Deep Learning – Pages 323-364
- This chapter presents deep learning algorithms, a subset of machine learning methods built on sophisticated multi-layer artificial neural networks (ANNs). The “deep” labeling has mainly to do with the construction of ANNs characterized by a hierarchical stratification of layers that stand between the observed inputs and the observed outputs. The chapter starts by providing some intuition of why deep learning models can have high predictive performance, focusing on the concept of data ordering. Next, it presents in detail two classes of (supervised) deep learning models that have become popular in the literature: (i) convolutional neural networks (CNNs), and (ii) recurrent neural networks (RNNs). CNNs have proved to be particularly successful for imaging recognition, while RNNs for sequence prediction (including both quantitative and qualitative sequences). The applied part of the chapter presents applications in Python of these two deep learning architectures using the Keras API.

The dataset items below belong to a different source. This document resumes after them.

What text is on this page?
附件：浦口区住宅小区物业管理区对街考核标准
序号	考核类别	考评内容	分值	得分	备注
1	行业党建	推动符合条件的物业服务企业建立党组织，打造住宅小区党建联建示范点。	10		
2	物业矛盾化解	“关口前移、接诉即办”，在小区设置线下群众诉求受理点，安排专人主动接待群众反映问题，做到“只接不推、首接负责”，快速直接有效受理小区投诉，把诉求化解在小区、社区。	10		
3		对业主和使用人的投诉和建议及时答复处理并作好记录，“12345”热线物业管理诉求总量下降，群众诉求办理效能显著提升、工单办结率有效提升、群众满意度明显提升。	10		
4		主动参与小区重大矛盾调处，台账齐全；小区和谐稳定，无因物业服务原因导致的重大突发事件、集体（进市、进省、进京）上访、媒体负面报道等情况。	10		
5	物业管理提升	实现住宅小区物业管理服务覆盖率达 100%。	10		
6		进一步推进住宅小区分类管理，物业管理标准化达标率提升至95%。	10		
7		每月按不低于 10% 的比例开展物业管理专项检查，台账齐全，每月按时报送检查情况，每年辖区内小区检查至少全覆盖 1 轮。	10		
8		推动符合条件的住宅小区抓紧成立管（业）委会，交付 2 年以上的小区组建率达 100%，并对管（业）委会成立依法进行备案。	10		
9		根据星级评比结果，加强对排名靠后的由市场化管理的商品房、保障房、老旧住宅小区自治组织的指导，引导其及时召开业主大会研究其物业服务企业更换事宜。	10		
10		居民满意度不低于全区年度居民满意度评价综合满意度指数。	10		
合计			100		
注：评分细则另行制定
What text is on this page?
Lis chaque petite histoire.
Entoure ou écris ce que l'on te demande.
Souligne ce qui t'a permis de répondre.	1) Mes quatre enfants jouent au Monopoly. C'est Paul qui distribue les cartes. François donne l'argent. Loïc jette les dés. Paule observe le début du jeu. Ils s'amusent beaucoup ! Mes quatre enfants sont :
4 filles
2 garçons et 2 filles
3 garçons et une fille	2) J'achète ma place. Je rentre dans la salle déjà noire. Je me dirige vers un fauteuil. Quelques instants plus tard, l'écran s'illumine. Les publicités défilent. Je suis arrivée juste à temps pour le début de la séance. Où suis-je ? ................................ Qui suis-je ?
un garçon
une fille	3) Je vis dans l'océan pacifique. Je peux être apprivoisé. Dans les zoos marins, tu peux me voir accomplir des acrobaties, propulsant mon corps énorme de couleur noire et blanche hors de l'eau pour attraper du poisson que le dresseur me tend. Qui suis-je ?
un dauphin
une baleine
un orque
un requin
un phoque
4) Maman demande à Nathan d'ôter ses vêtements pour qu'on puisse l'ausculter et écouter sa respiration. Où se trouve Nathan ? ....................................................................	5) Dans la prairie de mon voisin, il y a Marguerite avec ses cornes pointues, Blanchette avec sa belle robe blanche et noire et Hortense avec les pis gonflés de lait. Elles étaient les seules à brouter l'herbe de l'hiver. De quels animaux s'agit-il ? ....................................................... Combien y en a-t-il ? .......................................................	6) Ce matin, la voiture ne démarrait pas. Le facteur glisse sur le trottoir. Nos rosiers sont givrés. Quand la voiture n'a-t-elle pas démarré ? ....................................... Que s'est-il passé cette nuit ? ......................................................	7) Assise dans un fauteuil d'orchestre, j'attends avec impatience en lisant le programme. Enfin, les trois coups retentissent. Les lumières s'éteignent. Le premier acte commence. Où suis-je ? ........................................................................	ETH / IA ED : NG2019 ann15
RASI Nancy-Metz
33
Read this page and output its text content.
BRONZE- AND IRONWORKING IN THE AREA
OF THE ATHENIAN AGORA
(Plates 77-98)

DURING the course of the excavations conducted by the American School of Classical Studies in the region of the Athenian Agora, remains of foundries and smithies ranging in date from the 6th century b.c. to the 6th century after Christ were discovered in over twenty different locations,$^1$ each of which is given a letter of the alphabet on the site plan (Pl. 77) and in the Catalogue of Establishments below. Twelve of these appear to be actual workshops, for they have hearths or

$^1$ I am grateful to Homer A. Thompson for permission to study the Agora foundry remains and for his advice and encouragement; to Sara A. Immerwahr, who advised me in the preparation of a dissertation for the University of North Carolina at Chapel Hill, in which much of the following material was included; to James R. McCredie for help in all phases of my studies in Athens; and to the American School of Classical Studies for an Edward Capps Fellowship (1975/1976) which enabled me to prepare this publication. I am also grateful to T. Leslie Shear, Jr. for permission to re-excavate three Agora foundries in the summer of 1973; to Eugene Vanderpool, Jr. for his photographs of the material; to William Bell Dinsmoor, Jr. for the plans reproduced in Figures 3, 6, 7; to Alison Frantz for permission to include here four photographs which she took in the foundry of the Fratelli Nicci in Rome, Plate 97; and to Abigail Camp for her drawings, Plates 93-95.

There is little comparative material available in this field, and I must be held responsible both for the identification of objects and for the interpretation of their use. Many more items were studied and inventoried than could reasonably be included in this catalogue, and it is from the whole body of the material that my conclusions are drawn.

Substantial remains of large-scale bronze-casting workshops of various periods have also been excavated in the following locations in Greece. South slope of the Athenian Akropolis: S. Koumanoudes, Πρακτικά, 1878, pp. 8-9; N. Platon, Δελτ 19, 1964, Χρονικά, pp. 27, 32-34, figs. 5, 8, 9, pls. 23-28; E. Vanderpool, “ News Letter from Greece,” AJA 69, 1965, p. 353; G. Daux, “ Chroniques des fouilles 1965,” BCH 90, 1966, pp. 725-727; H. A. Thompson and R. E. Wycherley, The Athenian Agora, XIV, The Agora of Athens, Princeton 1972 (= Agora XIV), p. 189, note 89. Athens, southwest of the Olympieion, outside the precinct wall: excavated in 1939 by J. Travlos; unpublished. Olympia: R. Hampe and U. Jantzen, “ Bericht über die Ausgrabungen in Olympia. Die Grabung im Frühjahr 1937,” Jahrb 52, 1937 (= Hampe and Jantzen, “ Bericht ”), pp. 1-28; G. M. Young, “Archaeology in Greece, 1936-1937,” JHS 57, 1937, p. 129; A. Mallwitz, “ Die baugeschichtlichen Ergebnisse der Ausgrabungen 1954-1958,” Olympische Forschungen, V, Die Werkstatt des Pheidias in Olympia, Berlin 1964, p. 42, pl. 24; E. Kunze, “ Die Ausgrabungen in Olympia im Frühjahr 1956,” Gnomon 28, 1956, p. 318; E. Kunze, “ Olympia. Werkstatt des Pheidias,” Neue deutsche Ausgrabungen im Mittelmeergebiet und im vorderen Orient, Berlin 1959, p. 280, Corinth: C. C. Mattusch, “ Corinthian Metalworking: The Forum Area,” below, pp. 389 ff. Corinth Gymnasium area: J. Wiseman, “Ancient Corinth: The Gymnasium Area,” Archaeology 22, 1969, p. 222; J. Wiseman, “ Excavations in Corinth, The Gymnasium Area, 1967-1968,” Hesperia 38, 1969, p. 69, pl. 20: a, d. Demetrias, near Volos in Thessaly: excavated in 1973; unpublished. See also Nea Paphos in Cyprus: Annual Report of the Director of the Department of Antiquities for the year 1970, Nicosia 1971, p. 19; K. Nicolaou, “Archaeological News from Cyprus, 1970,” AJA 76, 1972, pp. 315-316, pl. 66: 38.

Sentiment Analysis – Pages 365-384
- This chapter presents the theory and practical applications in Stata, R, and Python of the so-called sentiment analysis (SA), a subfield of Machine Learning called natural language processing (NLP). The SA main purpose is to produce a predicting mapping between human textual expressions (generally stored in documents such as emails, web pages, electronic documents, etc.) and specific human feelings. For this purpose, SA integrates text mining and statistical learning for sentiment prediction. After presenting the SA definition and logic, this chapter presents the procedure of text vectorization through the ”bag of words” algorithm, which is key for transforming textual documents into datasets. We propose three software applications: (1) classifying the topic of newswires based on their text (Stata); (2) detecting positive/negative sentiment toward movies based on people’s reviews (R); building an email “spam” detector (Python).